Cet extrait figure dans le poème babylonien de la Genèse (Enûma elish), lors de la réponse de Ti’āmat[2] à son compagnon et mari Apsû[3], qui l’incitait à anéantir les dieux, leurs enfants, tant il était dérangé par leurs jeux et leur conduite.

C’est dans ce poème en particulier (selon les connaissances actuelles) qu’on trouve la mention du premier héros, Marduk, qui était « le plus grand » et « dont les membres étaient gigantesques ». Après sa naissance, la tolérance de la mère Ti’āmat s’appellera désormais passivité. Son parti pris de patience et de calme se transformera alors en agressivité et elle commencera à se préparer pour la guerre, dont elle sortira, selon la terminologie de l’héroïsme, vaincue. Elle sera alors coupée en deux par Marduk, « le dieu-héros aux cinquante noms ».

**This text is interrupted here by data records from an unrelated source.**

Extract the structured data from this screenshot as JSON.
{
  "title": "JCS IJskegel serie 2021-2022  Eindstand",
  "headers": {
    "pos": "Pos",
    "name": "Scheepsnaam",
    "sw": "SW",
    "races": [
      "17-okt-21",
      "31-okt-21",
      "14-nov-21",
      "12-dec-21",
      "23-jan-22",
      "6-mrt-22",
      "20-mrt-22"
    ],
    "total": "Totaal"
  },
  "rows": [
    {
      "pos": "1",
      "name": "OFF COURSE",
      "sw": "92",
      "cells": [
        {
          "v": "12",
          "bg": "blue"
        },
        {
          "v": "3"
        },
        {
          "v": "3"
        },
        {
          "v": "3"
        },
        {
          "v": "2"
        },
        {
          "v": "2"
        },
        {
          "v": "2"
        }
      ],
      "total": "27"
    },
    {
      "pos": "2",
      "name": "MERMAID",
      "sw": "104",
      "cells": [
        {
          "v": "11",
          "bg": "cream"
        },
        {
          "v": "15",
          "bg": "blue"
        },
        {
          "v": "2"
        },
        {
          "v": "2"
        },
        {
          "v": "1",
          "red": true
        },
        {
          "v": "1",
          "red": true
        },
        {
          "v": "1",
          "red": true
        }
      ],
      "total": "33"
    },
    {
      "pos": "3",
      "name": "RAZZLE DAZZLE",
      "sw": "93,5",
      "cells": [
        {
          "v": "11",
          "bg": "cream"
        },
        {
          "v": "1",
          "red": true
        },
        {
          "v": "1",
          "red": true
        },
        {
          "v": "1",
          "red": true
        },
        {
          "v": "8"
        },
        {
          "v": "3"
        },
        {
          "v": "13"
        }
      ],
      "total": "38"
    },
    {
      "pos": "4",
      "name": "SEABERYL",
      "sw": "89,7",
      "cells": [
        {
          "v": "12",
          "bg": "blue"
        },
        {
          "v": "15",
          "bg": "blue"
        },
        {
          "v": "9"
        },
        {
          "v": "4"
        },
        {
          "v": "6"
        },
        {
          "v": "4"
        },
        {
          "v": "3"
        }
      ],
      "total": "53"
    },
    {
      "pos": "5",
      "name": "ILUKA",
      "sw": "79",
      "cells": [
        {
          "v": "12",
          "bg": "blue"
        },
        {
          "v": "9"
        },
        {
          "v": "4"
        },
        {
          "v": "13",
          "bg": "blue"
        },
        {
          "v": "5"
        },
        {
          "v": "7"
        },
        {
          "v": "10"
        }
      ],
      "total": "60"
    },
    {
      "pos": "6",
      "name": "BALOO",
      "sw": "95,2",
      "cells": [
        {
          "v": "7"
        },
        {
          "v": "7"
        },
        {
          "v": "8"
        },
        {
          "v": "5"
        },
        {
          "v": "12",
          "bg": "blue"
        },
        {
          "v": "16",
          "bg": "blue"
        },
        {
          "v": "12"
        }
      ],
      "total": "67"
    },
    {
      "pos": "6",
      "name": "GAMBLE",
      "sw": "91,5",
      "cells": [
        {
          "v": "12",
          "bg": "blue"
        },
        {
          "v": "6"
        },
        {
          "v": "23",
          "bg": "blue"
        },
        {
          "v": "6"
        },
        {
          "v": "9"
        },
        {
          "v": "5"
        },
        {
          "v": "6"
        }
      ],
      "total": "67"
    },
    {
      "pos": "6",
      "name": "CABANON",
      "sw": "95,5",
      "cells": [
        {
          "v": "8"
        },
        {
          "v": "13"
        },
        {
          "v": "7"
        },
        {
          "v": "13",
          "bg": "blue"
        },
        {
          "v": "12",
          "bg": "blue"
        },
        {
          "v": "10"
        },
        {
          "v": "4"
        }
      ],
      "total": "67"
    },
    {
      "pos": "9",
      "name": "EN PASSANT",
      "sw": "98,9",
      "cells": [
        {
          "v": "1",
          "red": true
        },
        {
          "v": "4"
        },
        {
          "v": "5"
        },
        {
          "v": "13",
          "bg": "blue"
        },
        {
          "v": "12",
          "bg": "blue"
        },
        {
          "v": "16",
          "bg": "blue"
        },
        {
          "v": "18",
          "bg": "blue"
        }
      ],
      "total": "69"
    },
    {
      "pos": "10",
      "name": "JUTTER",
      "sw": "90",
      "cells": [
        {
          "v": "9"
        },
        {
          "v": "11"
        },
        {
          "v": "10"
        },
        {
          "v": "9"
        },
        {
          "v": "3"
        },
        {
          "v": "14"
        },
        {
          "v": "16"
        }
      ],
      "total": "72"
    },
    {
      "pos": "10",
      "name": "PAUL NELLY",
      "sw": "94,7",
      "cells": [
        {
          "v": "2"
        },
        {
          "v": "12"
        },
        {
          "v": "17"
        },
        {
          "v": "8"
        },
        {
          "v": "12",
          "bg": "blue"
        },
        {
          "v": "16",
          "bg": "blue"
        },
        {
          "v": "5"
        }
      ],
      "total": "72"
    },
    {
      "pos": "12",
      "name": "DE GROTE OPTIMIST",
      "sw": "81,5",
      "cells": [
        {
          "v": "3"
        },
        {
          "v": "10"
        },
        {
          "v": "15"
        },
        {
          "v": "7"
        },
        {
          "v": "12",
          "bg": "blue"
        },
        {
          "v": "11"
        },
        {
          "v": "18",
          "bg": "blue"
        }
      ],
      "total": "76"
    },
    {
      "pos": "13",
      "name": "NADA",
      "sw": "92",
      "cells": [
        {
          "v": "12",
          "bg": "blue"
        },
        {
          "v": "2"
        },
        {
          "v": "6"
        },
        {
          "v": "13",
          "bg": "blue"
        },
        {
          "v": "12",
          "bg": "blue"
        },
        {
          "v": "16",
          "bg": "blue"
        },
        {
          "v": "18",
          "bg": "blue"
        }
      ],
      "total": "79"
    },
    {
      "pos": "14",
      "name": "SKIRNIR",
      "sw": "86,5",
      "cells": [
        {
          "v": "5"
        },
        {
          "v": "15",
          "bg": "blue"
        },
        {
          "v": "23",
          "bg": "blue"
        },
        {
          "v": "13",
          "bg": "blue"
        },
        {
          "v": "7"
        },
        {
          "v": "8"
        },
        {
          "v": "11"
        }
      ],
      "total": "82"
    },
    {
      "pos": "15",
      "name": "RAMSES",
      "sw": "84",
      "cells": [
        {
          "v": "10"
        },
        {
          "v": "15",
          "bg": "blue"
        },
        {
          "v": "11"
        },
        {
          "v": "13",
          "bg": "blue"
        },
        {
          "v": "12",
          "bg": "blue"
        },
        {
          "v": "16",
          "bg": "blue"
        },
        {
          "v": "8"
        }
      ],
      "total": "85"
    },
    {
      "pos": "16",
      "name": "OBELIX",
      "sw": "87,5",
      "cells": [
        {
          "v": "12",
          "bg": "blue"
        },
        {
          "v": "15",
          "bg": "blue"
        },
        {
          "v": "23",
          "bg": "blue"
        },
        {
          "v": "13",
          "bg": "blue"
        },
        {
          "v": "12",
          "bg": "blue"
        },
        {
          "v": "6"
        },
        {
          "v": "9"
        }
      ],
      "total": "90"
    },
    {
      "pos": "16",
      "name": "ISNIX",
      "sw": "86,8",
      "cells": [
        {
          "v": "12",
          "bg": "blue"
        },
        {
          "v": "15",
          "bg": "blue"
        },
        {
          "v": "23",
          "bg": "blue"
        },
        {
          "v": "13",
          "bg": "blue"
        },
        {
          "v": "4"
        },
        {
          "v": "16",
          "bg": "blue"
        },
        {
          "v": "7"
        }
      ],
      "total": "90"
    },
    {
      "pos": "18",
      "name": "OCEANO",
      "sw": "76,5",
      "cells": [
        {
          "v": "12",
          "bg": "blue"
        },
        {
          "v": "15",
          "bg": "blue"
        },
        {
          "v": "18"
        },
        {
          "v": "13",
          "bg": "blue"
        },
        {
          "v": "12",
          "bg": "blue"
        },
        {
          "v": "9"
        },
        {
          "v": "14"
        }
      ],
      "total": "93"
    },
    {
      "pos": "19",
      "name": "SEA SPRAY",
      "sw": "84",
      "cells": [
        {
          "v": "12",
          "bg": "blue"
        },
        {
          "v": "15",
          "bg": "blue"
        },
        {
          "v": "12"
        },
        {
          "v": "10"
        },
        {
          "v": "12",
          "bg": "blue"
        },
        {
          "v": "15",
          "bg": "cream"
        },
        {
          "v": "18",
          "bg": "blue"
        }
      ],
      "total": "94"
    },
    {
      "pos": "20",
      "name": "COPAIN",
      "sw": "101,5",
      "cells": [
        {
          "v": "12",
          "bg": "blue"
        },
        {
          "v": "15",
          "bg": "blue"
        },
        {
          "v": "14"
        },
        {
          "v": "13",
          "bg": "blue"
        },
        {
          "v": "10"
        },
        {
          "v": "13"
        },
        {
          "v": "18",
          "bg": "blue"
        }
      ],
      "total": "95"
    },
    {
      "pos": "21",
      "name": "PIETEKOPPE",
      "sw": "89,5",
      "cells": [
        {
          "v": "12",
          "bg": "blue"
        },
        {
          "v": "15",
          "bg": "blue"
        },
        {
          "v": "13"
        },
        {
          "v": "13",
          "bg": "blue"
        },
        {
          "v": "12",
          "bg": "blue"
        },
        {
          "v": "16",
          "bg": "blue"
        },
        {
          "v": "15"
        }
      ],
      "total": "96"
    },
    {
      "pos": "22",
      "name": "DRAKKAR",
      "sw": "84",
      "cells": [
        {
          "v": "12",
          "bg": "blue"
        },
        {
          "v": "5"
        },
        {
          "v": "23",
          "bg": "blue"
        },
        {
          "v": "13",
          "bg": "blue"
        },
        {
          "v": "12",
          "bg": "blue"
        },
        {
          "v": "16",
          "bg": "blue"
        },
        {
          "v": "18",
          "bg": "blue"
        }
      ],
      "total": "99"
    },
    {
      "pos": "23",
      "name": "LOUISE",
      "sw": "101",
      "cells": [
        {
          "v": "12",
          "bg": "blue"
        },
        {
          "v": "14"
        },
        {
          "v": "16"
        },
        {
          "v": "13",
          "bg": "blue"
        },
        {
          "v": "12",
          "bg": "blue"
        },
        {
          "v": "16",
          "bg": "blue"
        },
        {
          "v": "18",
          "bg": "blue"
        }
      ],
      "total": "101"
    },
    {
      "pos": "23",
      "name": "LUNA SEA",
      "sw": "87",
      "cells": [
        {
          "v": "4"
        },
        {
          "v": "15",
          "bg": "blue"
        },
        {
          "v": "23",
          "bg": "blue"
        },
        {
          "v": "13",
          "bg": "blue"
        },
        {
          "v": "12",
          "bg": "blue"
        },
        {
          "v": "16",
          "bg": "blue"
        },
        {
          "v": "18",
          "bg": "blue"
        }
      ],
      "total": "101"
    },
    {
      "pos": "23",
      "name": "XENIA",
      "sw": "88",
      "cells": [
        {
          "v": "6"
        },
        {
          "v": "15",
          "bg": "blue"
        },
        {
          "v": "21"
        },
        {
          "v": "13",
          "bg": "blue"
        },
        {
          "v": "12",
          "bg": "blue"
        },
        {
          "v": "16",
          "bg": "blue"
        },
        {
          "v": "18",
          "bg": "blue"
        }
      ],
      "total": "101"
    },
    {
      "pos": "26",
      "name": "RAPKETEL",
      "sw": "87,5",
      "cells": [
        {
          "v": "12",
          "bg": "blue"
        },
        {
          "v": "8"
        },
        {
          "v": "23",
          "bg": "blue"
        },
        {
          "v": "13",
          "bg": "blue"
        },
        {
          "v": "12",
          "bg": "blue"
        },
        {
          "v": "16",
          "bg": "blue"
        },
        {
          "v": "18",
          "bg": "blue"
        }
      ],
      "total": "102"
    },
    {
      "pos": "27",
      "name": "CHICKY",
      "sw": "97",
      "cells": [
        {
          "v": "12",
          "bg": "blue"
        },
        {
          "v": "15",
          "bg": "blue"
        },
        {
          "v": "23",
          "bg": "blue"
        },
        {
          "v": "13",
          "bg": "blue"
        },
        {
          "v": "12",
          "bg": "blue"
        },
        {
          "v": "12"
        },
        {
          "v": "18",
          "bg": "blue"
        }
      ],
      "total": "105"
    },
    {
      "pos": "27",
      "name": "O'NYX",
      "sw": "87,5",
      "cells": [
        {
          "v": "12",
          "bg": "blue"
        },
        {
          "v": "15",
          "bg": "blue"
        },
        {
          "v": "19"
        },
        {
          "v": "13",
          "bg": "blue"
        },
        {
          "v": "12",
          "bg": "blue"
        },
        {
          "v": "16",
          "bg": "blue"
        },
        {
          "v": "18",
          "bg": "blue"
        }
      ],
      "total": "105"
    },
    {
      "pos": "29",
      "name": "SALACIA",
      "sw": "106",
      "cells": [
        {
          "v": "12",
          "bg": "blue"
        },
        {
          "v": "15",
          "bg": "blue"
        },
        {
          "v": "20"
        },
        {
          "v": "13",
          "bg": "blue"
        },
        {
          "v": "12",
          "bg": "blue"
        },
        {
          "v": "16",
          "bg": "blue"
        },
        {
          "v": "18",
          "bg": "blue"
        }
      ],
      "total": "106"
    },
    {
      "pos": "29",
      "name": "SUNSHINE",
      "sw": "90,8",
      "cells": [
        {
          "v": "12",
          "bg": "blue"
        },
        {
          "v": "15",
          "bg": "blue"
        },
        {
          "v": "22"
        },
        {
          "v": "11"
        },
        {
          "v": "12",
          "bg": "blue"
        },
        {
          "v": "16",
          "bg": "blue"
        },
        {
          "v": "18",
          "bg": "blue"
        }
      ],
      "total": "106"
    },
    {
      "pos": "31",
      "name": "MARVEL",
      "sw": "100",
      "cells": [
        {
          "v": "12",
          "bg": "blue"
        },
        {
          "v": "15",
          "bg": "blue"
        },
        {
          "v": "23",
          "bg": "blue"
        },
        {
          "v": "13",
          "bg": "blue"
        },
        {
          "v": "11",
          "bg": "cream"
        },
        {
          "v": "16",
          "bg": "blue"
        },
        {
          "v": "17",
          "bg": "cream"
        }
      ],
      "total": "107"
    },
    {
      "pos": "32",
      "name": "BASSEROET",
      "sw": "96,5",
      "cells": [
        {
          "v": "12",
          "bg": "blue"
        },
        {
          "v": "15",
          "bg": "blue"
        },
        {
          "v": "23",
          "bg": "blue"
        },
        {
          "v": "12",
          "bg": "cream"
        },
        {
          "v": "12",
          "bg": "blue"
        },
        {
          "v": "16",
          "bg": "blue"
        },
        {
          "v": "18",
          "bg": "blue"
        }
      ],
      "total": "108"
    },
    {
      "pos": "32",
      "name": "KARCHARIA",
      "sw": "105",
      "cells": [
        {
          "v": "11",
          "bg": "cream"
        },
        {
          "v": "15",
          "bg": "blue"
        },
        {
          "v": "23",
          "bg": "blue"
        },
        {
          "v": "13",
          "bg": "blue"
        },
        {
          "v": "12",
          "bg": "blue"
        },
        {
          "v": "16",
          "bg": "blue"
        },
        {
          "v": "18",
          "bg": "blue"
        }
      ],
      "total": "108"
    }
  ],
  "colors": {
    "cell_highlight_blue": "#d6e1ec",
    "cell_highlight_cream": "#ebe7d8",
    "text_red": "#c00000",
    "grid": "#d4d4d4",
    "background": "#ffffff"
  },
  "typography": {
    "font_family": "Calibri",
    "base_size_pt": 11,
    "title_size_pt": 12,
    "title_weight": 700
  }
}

Dans cette épopée, Marduk dit à son père Anshar :

« Je veux aller réaliser tout ce que tu désires.

Quel mâle, jusqu’à maintenant,

s’est-il jeté dans le combat pour toi ? »

Nous sommes au sein d’un jeu hérité. Nous avons derrière nous environ quatre mille ans d’histoire d’héroïsme masculin, généralement écrite par les hommes. Et devant nous, à différents niveaux, une nouvelle conscience est en train de percer, qui incite à découvrir les potentialités de l’autre aspect, l’aspect féminin. Dans cette cavalcade humaine qui avance vers un gouffre assuré si elle continue à s’appuyer sur ses monuments « les plus hauts et les plus glorieux », les plus puissants et les plus sacrilèges par rapport à la plus simple et la plus profonde loi de la Nature, son droit à la Vie, non à la mort, notre droit à la Vie, non à la mort.

Nous sommes au sein d’un jeu hérité. Nous avons beaucoup de héros dans notre mémoire collective, beaucoup de héros dans nos armées, beaucoup de héros sur nos estrades politiques, beaucoup de héros dans une économie qui tend à se concentrer autour du plus capable, du plus audacieux et du plus roublard.

Nous avons des arsenaux nucléaires qui suffisent pour détruire vingt fois la planète et des proverbes « moraux » qui suffisent pour dissimuler l’être humain à lui-même.

Nous avons un homme « faible et marginalisé » qui porte le cadavre de sa petite fille avec l’orgueil du héros et une femme « faible et marginalisée » qui se dresse avec l’inflexibilité du héros pour prononcer un discours enthousiaste qui glorifie la victoire et proscrit les traîtres.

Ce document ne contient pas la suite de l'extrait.